En entrevue avec Le Devoir, le néodémocrate Pat Martin reconnaît de son côté qu'il ne s'est pas fait beaucoup d'amis au sein du caucus avec sa sortie pro-fusion. «Je dois admettre que je n'ai pas fait l'objet d'un grand déversement d'appuis de mes collègues du caucus. Ça rend les gens nerveux, mais en tant que député vétéran, je n'ai pas peur.» Il estime que l'appui est ailleurs, dans la population en général qui voudrait défaire M. Harper à la prochaine élection. Il mentionne d'ailleurs qu'il a reçu plusieurs courriels, lettres et téléphones de la part d'électeurs l'appuyant dans sa démarche.

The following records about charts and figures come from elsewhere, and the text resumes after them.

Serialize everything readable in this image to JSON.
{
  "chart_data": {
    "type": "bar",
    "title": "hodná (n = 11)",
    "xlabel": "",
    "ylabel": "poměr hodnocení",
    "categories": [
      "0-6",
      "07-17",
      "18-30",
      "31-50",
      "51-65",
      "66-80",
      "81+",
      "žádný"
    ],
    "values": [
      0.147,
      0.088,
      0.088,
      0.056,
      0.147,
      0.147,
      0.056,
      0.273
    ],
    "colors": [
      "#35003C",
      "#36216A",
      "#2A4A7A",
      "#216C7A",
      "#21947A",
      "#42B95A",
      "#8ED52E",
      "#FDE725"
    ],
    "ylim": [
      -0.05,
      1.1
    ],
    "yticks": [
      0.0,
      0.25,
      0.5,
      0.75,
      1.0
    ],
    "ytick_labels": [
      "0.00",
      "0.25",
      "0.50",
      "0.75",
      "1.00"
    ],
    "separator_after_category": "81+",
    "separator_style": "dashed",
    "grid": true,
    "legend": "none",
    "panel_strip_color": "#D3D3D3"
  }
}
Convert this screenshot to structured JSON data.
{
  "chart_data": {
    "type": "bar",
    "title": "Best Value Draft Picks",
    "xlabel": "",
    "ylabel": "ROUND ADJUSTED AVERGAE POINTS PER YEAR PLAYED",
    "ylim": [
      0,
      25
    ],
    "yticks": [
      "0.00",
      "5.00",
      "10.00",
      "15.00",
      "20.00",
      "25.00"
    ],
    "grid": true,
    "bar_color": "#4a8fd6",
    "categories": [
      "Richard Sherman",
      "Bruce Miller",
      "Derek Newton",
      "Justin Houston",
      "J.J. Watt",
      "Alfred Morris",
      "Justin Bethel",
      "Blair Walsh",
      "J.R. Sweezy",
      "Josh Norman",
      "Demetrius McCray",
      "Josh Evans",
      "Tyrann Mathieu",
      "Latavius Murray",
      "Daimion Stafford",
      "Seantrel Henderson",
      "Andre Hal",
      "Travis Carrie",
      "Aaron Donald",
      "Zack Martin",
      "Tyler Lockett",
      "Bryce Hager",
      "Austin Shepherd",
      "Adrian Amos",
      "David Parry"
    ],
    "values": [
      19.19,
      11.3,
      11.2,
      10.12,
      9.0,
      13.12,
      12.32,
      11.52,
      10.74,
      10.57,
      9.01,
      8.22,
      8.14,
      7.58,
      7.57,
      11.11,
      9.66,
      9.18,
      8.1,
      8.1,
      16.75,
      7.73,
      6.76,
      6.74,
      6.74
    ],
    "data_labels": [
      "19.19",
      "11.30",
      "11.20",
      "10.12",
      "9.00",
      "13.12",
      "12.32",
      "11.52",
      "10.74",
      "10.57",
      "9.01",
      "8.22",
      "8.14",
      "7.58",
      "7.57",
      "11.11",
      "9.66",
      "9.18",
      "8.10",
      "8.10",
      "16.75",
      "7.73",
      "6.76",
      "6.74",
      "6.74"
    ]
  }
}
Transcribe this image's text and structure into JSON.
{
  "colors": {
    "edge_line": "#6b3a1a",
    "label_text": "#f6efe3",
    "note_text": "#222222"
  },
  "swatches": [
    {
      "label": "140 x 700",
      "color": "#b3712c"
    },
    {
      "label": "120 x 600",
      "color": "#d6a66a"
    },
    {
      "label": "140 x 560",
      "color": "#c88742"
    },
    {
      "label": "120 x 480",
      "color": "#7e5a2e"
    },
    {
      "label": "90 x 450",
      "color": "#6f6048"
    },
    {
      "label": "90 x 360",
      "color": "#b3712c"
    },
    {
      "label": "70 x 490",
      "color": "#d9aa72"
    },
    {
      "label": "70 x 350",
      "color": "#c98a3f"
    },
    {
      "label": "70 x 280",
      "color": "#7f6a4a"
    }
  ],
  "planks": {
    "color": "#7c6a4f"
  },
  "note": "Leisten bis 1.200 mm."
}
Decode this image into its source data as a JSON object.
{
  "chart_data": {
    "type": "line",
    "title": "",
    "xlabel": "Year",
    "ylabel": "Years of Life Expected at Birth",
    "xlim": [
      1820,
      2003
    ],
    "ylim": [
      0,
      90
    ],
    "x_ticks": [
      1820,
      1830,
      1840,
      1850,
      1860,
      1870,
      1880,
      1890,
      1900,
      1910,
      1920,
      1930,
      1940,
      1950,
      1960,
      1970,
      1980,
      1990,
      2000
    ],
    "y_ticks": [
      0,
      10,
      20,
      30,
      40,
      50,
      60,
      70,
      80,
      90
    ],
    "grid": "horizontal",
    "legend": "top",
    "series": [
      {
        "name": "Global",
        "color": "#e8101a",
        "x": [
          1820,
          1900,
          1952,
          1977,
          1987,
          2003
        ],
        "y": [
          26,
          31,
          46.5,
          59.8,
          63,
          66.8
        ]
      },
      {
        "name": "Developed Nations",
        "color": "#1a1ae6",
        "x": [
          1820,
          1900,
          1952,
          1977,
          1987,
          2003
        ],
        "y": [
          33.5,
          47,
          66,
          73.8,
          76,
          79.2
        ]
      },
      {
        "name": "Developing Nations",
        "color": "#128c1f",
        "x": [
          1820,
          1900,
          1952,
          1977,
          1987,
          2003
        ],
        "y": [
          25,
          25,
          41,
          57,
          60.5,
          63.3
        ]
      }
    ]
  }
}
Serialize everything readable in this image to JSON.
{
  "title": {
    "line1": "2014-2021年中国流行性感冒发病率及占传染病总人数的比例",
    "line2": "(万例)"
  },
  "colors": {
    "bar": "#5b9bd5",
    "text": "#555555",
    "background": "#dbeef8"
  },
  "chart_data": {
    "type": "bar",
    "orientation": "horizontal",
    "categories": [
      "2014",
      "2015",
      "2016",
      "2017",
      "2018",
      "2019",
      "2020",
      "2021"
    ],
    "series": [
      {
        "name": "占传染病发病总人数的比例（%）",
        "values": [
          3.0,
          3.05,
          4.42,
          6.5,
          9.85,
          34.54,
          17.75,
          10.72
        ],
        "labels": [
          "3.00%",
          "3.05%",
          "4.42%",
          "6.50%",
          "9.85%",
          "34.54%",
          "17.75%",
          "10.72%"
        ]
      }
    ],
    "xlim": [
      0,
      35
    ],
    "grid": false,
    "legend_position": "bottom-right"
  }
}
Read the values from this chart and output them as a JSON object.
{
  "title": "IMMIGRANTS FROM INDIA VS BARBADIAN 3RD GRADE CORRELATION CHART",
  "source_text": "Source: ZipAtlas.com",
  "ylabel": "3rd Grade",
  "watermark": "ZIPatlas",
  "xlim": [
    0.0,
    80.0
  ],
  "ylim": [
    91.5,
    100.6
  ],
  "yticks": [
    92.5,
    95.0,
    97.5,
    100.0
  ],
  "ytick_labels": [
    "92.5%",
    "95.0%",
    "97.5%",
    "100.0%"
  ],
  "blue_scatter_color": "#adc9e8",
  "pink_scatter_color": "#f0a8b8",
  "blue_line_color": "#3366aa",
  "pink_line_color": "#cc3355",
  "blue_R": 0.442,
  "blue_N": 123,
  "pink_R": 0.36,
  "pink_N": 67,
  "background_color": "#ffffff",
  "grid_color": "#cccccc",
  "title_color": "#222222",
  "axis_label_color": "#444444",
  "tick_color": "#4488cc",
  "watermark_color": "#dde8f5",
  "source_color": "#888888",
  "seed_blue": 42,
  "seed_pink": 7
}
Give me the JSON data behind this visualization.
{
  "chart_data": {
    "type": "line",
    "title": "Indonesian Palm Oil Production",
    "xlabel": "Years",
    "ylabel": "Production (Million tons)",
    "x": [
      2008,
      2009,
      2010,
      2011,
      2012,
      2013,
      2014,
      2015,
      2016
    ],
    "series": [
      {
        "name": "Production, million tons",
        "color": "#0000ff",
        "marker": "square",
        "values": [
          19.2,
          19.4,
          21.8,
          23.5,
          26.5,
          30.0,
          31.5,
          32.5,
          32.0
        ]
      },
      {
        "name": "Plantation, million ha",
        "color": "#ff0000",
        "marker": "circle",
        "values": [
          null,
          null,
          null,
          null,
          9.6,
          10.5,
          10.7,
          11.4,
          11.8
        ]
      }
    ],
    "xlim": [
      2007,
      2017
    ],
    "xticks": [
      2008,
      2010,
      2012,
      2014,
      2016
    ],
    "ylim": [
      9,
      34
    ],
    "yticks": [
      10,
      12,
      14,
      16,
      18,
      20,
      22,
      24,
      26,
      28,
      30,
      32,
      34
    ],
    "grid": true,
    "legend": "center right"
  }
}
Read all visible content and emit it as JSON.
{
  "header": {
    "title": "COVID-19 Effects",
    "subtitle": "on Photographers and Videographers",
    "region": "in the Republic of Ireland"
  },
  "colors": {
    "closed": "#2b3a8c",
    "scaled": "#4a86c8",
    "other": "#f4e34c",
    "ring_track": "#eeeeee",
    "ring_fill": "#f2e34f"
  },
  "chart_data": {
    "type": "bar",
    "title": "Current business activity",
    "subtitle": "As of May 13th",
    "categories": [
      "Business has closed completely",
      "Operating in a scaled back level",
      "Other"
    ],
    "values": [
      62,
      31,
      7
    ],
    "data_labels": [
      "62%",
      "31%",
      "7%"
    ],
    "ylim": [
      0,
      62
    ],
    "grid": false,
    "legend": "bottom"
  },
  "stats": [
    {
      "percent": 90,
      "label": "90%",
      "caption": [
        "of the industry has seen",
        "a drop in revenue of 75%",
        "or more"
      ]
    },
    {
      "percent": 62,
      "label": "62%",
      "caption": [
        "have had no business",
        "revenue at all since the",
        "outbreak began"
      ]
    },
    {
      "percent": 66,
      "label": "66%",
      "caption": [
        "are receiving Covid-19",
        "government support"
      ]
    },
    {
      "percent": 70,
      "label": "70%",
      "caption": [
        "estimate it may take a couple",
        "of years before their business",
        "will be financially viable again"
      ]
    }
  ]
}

Pat Martin ne plaide pas nécessairement pour une fusion, mais pour une coopération d'une forme ou d'une autre. «Ça n'a pas besoin d'être permanent. Ce pourrait être une entente ponctuelle par laquelle, par exemple, on s'entend sur dix enjeux sur lesquels on est d'accord.» Il reconnaît que convaincre son parti sera difficile. «La plupart des néodémocrates croient qu'ils peuvent défaire Stephen Harper sans les libéraux. Mais moi, je dis: pourquoi prendre le risque?»

D'autres priorités

Le chef intérimaire libéral, Bob Rae ne veut pas se laisser distraire par ces discussions et parle plutôt de reconstruction du parti. Son message sera clair cet automne lors de la rentrée: malgré ses maigres 34 sièges à la Chambre des communes, le Parti libéral n'est pas mort.

De fait, lors de son discours à ses troupes, lundi, il a pris une attitude et adopté un ton laissant presque entendre que c'était lui le chef officiel de l'opposition. Il est le seul chef bien en selle avec de l'expérience, Nycole Turmel, la chef intérimaire du NPD, n'ayant que trois semaines d'expérience parlementaire dans le corps tandis que le Bloc québécois, sans statut officiel, n'a pas de chef. «Le Parti libéral se retrouve dans l'opposition face à Stephen Harper, et nous allons combattre ce gouvernement à chaque instant», a lancé Bob Rae.

Le Parti libéral espère briller en mettant en valeur son expérience parlementaire et ministérielle. Le PLC compte dans ses rangs 14 élus ayant déjà été ministres fédéraux ou premier ministre provincial. De plus, 19 d'entre eux siègent à Ottawa depuis plus de 10 ans. Au NPD, seulement trois des 103 élus ont déjà été ministres provinciaux: Thomas Mulcair au Québec et David Christopherson et Irene Mathyssen en Ontario. Six des 103 élus siègent à Ottawa depuis plus de 10 ans.

«On a un bassin de talent impressionnant, et on veut le mettre en valeur», explique un stratège libéral. La sortie de Bob Rae sur l'économie sert deux objectifs, explique ce stratège. «On estime que les conservateurs sont vulnérables sur le front économique. Ils parlent de l'économie, mais pour dire que tout va bien et qu'il faut couper. Quand il va y avoir une contraction et que les gens vont perdre leurs emplois, ils vont voir qu'on comprend davantage que les conservateurs.» L'autre objectif est d'avertir les conservateurs tentés de discréditer M. Rae pour son passage à la tête de l'Ontario marqué par les turbulences économiques qu'il «n'a pas peur».